Why should I consider a Planck length as equal to zero?

I don’t think we understood the video in the same way. I think the claim was about size in relationship to other physical sizes. I read your answer to be about position, not size. Am I misreading you?

@Blondesjon

Real funny pal. Real funny.

RealEyesRealizeRealLies's avatar

Also @zenvelo, yes, the universe is expanding… but I’ve always wondered if that means that we’re also expanding… like, the cells in my body… are they expanding in relationship to the other objects? Is not not all relative?

I don’t know.

marinelife's avatar

Just the same in importance and uniqueness as all of those other things.

cazzie's avatar

I suggest everyone who likes this subject have a look at this and prepare to spend some time. (also, Plank length is theorised, not something actually measured. geez. actually, anything smaller than 1×10 to the negative 16th is nothing but theory.)

http://htwins.net/scale2/

My kid thought this was incredible and it has helped his understanding of the natural world.

I detest ‘human-centric’ views of science and the real world. It simply isn’t so. What IS so is that humans are dumb and ego centrist, so have difficulty relating to the actual scope of scale and time on a more realistic level.

FireMadeFlesh's avatar

The human brain is the most complex physical structure in the known universe. I’ve heard it said that an average human is halfway in mass between an atom and the critical mass of a star.
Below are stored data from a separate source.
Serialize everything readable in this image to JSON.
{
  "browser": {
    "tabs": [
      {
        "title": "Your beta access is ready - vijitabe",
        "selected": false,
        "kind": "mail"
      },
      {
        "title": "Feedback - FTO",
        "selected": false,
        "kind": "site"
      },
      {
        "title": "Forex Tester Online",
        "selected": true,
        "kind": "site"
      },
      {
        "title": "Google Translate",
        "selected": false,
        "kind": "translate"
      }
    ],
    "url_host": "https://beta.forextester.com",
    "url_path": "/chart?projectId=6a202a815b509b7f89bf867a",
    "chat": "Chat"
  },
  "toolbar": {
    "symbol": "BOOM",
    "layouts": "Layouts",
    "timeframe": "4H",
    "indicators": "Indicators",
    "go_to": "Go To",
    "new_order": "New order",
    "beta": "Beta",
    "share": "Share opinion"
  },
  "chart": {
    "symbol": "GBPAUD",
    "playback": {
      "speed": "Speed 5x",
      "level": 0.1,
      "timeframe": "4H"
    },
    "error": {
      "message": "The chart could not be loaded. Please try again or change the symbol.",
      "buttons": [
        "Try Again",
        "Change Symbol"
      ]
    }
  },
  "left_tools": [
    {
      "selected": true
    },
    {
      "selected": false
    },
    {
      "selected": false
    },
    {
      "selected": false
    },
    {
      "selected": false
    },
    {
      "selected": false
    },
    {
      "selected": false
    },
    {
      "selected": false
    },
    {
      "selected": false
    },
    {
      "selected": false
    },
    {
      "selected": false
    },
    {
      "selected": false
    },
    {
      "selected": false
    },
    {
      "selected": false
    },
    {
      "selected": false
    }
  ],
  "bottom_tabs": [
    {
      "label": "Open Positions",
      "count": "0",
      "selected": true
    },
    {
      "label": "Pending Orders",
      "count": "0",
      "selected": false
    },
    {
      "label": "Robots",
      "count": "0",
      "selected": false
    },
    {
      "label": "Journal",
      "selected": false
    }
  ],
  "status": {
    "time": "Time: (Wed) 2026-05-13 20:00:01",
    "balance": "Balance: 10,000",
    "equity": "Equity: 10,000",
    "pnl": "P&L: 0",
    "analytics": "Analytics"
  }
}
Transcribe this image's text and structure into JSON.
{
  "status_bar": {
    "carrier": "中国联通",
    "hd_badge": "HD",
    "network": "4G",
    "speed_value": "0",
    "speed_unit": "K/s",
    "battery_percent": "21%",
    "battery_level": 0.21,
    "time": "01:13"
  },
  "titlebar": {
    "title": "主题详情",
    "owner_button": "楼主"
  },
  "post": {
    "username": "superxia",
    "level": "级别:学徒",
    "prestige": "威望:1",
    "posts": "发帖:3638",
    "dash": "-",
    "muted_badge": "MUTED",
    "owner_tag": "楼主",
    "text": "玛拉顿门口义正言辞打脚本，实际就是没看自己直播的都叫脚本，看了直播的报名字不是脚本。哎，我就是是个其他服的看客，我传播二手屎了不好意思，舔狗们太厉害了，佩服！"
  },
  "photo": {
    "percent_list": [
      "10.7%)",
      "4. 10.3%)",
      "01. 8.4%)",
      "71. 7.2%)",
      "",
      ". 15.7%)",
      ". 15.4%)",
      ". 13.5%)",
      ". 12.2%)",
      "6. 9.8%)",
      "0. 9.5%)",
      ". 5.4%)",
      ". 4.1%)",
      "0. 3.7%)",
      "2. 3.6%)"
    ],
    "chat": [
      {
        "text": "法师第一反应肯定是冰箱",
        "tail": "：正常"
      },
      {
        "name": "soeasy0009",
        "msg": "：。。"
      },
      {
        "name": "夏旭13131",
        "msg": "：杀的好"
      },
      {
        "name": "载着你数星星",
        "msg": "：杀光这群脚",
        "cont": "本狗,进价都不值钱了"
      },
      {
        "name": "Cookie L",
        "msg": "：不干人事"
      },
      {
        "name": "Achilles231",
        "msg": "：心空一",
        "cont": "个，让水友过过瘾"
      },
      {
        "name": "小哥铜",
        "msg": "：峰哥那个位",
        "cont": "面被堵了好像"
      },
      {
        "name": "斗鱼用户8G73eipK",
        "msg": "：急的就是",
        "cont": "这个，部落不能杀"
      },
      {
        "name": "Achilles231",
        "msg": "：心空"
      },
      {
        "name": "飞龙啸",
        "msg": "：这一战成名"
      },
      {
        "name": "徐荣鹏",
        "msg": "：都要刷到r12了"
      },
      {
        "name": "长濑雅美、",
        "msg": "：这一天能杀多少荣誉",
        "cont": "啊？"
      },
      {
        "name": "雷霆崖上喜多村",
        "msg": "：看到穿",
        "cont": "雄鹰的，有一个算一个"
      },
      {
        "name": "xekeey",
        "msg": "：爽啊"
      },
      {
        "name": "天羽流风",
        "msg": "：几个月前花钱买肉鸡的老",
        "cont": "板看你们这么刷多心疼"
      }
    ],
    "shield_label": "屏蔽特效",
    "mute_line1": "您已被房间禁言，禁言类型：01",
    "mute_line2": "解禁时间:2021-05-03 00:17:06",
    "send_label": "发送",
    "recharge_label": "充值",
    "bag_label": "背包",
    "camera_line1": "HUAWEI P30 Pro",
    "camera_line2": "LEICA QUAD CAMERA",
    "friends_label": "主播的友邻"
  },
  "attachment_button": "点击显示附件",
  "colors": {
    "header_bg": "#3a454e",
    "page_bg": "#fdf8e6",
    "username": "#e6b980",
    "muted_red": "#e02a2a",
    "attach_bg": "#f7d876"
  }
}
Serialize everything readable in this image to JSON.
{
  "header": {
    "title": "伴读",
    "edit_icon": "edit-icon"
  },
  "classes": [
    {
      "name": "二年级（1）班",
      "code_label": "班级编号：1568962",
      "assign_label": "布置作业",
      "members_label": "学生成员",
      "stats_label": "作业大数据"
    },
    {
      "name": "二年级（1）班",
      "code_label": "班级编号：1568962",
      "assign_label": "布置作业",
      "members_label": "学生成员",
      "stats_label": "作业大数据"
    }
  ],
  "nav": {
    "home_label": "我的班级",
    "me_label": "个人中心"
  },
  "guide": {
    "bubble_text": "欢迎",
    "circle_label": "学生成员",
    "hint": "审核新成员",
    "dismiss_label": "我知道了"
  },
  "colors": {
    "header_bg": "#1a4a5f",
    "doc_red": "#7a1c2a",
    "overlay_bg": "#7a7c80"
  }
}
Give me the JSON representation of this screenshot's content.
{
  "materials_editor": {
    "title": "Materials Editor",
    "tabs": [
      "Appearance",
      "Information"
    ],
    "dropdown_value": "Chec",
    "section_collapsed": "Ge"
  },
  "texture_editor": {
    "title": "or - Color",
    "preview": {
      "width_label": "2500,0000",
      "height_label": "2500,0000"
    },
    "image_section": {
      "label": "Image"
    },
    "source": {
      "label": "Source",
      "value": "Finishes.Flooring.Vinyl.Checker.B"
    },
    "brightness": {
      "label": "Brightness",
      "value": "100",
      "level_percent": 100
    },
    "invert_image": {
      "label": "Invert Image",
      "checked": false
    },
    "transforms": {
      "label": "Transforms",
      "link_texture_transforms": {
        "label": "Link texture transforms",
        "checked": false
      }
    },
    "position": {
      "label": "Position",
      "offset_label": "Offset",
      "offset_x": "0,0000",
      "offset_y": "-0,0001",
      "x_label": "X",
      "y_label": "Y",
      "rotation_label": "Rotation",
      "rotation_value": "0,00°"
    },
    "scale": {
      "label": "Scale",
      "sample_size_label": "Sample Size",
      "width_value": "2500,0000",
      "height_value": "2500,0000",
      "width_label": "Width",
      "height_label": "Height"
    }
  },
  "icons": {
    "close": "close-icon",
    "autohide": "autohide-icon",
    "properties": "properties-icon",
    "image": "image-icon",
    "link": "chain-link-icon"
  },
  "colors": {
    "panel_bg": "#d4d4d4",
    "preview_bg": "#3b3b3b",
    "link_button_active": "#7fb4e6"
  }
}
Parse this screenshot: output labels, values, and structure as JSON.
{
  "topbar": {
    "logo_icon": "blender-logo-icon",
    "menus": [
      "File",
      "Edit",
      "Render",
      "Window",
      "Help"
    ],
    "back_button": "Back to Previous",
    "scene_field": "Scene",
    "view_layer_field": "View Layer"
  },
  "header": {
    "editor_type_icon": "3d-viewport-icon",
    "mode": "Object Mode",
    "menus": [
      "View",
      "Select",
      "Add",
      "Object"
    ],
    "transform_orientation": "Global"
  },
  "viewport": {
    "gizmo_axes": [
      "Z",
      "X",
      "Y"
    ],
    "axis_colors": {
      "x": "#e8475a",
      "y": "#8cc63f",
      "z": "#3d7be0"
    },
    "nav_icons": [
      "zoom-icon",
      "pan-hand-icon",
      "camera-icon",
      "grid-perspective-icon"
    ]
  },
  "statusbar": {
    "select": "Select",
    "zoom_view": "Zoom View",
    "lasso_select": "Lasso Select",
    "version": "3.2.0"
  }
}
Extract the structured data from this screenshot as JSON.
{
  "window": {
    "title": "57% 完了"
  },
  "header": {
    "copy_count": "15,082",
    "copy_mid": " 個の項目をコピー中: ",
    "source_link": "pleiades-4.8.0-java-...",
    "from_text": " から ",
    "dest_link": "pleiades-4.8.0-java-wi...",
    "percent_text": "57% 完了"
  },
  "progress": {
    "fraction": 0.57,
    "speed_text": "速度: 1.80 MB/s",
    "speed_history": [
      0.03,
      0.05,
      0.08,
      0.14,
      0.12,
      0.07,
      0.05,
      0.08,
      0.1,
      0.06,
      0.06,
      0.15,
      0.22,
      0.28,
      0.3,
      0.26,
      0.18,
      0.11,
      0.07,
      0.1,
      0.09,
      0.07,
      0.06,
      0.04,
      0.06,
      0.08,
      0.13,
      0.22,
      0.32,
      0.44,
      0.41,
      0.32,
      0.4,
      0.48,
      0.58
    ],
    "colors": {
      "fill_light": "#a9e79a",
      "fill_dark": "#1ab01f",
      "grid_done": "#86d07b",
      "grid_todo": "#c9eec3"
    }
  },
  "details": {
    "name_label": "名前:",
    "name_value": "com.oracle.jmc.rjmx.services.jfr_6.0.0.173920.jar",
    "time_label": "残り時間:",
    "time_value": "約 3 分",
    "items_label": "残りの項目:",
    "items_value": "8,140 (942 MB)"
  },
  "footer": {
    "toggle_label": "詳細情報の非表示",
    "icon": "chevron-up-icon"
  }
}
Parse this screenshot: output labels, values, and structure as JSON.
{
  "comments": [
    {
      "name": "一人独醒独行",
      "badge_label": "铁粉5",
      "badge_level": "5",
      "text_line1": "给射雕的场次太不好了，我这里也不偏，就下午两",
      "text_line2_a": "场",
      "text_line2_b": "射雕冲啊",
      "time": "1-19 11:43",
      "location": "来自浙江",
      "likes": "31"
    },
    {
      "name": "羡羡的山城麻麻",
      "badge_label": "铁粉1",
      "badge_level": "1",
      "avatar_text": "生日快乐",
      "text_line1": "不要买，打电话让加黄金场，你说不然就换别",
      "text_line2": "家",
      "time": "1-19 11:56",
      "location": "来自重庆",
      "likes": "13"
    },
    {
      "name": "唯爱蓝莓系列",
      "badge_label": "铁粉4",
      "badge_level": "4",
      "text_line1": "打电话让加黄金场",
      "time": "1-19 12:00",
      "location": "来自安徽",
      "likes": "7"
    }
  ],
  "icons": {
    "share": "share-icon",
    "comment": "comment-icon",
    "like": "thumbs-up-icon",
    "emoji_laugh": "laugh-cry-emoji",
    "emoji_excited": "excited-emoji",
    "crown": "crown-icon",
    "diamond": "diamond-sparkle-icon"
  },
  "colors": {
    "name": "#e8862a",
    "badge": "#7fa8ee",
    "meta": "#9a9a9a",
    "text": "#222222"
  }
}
But these facts aren’t all that relevant to anything, except helping people feel important. There is no good reason to suppose that maximal complexity or maximal intelligence would reside in the middle.

@RealEyesRealizeRealLies No, we’re not expanding to match the universe. The electromagnetic force, which is the most tangible force in our lived experiences, is too strong to be affected by the expansion of the universe. Even the Milky Way is likely to be unaffected by the expansion of the universe, as it has enough gravity to hold itself together. The real downer about expansion is that one day all evidence of celestial objects outside our immediate surroundings will be extinguished. Light from distant galaxies simply won’t travel fast enough to ever reach us, because the gap between us and them will expand faster than light can traverse it. We will go from knowing about the beautiful universe we know and love to believing we are an island in the blackness. Thankfully this point is several billion years away though.